Located in Center City Philadelphia, the Mütter Museum’s initial purpose was to educate future doctors about anatomy and medical oddities. Now open to the public, its mission has expanded to “tell important stories on what it is to be human”. The exhibits, however, could suggest otherwise: 2000 Objects Collected from People’s Throats, The Soap Lady (who inexplicably mummified to adipocere), skeletons of Siamese-twin infants, among dozens of others. The exhibits are frequented, one could argue, not because they reflect daily experience, but because they exist so beyond what is perceived to be common and palatable.
In high school, I believed the museum was an endless freak show and on occasion would take dates there to elicit their gut-churning. Raised in a Catholic, working-class neighborhood, I was taught that the incurably deformed, the terminally ill, and death itself were never to be pondered or discussed, but feared and eventually mourned. A mysterious black cloud hung over a human’s final moments, where the will to survive was undone by one’s own finite timeline.

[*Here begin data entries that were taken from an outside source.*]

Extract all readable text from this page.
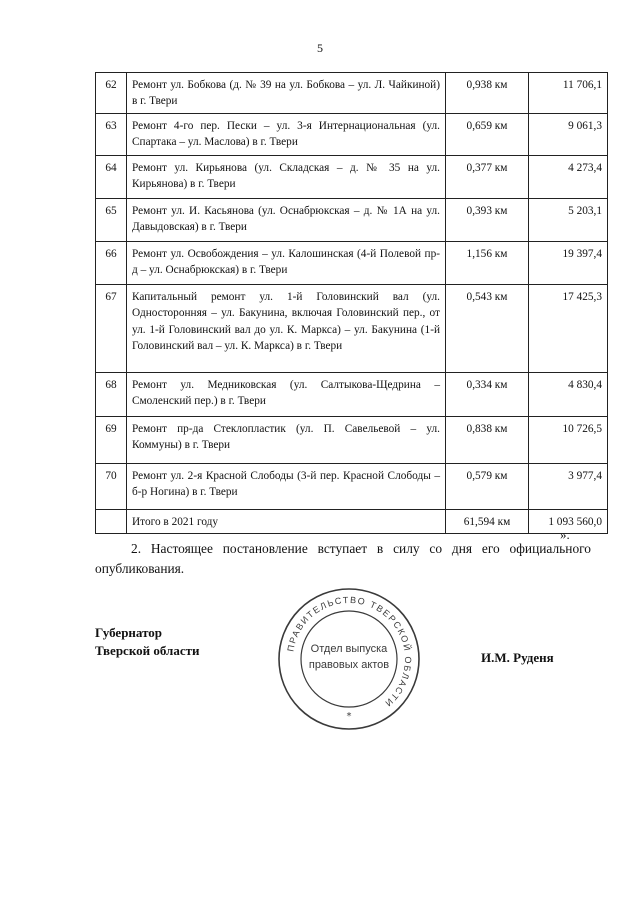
5
62	Ремонт ул. Бобкова (д. № 39 на ул. Бобкова – ул. Л. Чайкиной) в г. Твери	0,938 км	11 706,1
63	Ремонт 4-го пер. Пески – ул. 3-я Интернациональная (ул. Спартака – ул. Маслова) в г. Твери	0,659 км	9 061,3
64	Ремонт ул. Кирьянова (ул. Складская – д. № 35 на ул. Кирьянова) в г. Твери	0,377 км	4 273,4
65	Ремонт ул. И. Касьянова (ул. Оснабрюкская – д. № 1А на ул. Давыдовская) в г. Твери	0,393 км	5 203,1
66	Ремонт ул. Освобождения – ул. Калошинская (4-й Полевой пр-д – ул. Оснабрюкская) в г. Твери	1,156 км	19 397,4
67	Капитальный ремонт ул. 1-й Головинский вал (ул. Односторонняя – ул. Бакунина, включая Головинский пер., от ул. 1-й Головинский вал до ул. К. Маркса) – ул. Бакунина (1-й Головинский вал – ул. К. Маркса) в г. Твери	0,543 км	17 425,3
68	Ремонт ул. Медниковская (ул. Салтыкова-Щедрина – Смоленский пер.) в г. Твери	0,334 км	4 830,4
69	Ремонт пр-да Стеклопластик (ул. П. Савельевой – ул. Коммуны) в г. Твери	0,838 км	10 726,5
70	Ремонт ул. 2-я Красной Слободы (3-й пер. Красной Слободы – б-р Ногина) в г. Твери	0,579 км	3 977,4
	Итого в 2021 году	61,594 км	1 093 560,0
».
2. Настоящее постановление вступает в силу со дня его официального опубликования.
Губернатор
Тверской области	И.М. Руденя
ПРАВИТЕЛЬСТВО ТВЕРСКОЙ ОБЛАСТИ
Отдел выпуска
правовых актов
*
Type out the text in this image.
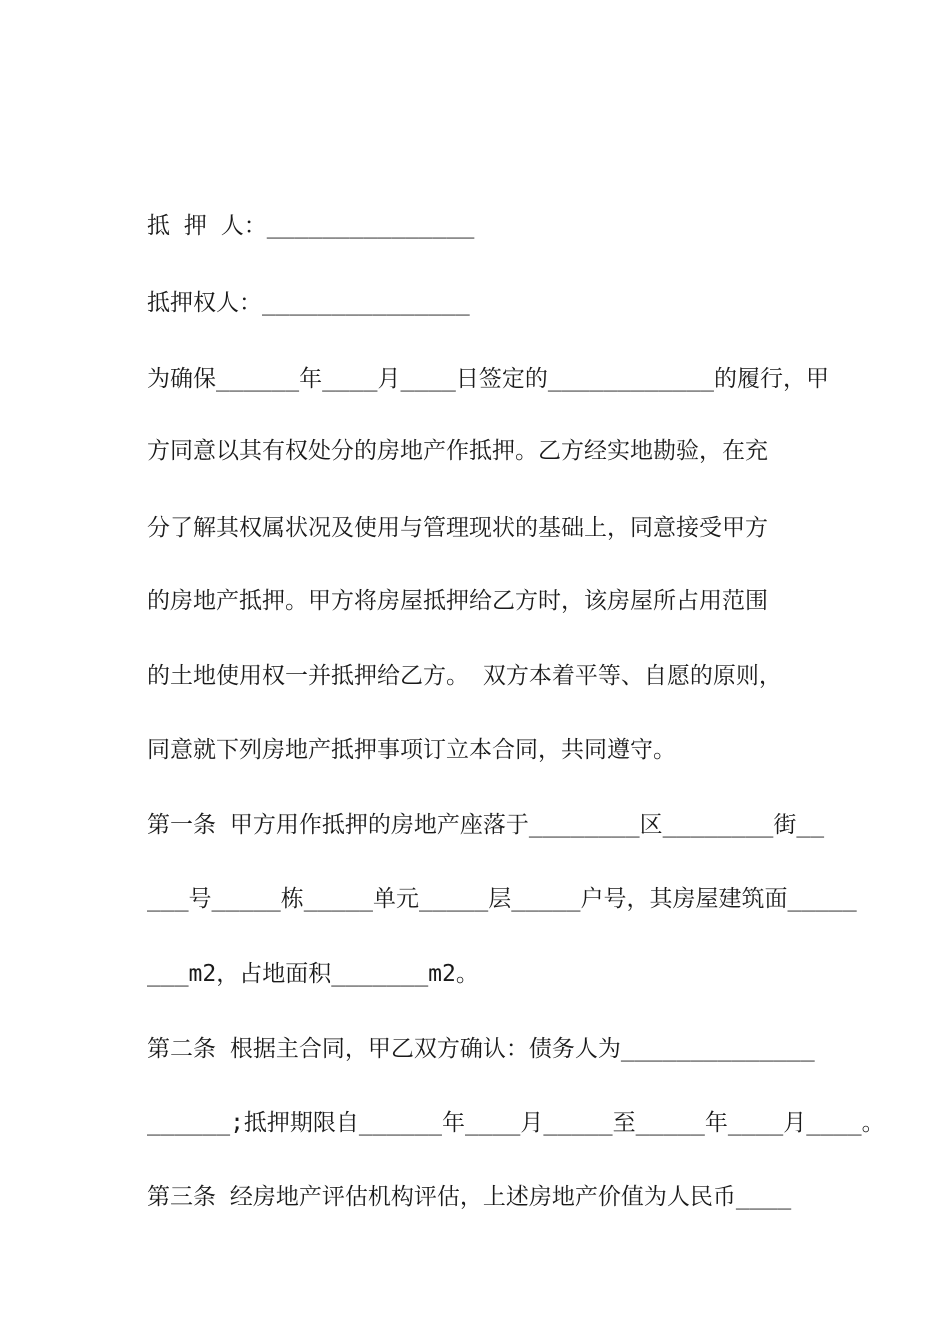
抵 押 人：_______________

抵押权人：_______________

为确保______年____月____日签定的____________的履行，甲

方同意以其有权处分的房地产作抵押。乙方经实地勘验，在充

分了解其权属状况及使用与管理现状的基础上，同意接受甲方

的房地产抵押。甲方将房屋抵押给乙方时，该房屋所占用范围

的土地使用权一并抵押给乙方。 双方本着平等、自愿的原则，

同意就下列房地产抵押事项订立本合同，共同遵守。

第一条 甲方用作抵押的房地产座落于________区________街__

___号_____栋_____单元_____层_____户号，其房屋建筑面_____

___m2，占地面积_______m2。

第二条 根据主合同，甲乙双方确认：债务人为______________

______;抵押期限自______年____月_____至_____年____月____。

第三条 经房地产评估机构评估，上述房地产价值为人民币____
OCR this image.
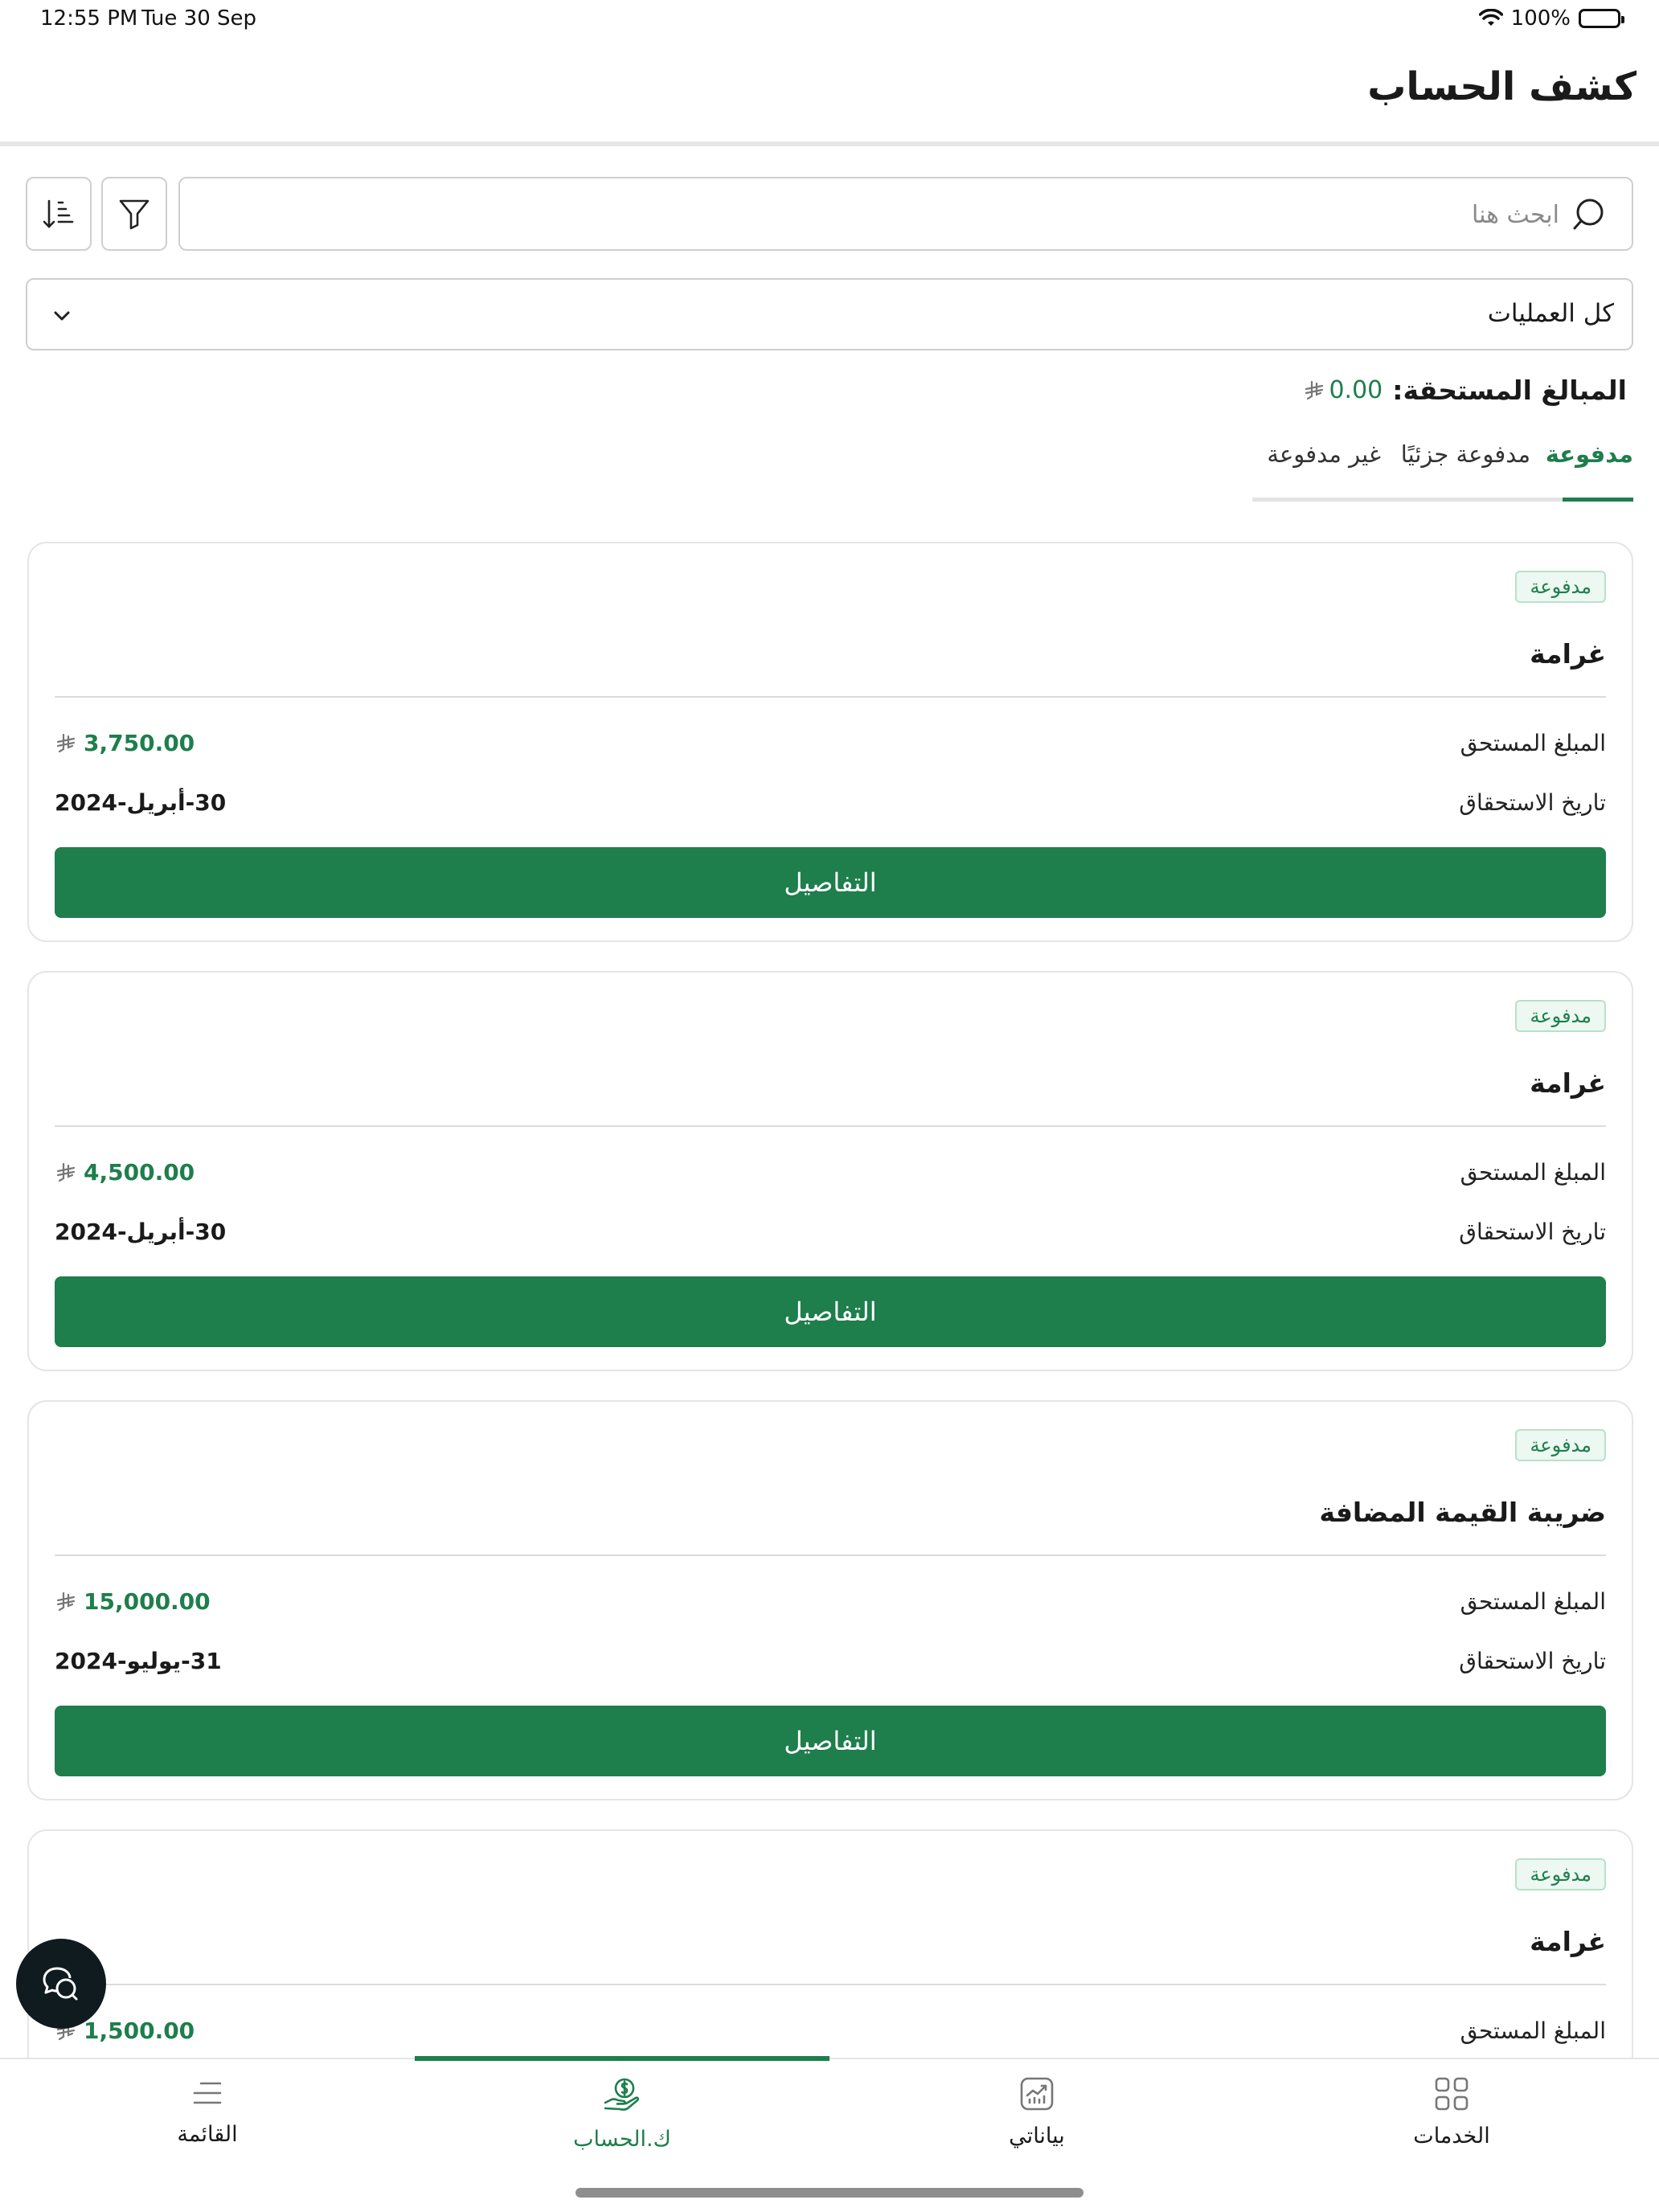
12:55 PM Tue 30 Sep	100%
كشف الحساب
ابحث هنا
كل العمليات
المبالغ المستحقة:
0.00
مدفوعة
مدفوعة جزئيًا
غير مدفوعة
مدفوعة
غرامة
المبلغ المستحق
3,750.00
تاريخ الاستحقاق
30-أبريل-2024
التفاصيل
مدفوعة
غرامة
المبلغ المستحق
4,500.00
تاريخ الاستحقاق
30-أبريل-2024
التفاصيل
مدفوعة
ضريبة القيمة المضافة
المبلغ المستحق
15,000.00
تاريخ الاستحقاق
31-يوليو-2024
التفاصيل
مدفوعة
غرامة
المبلغ المستحق
1,500.00
القائمة	ك.الحساب	بياناتي	الخدمات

In short, a visit to the Mütter was an implied act of rebellion. And how surprised I was, each time, when my dates and I wandered not with nausea, but a shared, unspoken curiosity. Two decades later, my daughter came into the world with meconium jammed in her lungs. If Daisy were born just a century earlier—a blip in human history—I would not be a father. How many teens today know a newborn can die because her tar-like shit went down her throat? And the adults—now that we know that these same lungs can be cleared within minutes—are we any less loving when we lower our heads and kiss the infant squarely, as if we were the ones who needed the blessing?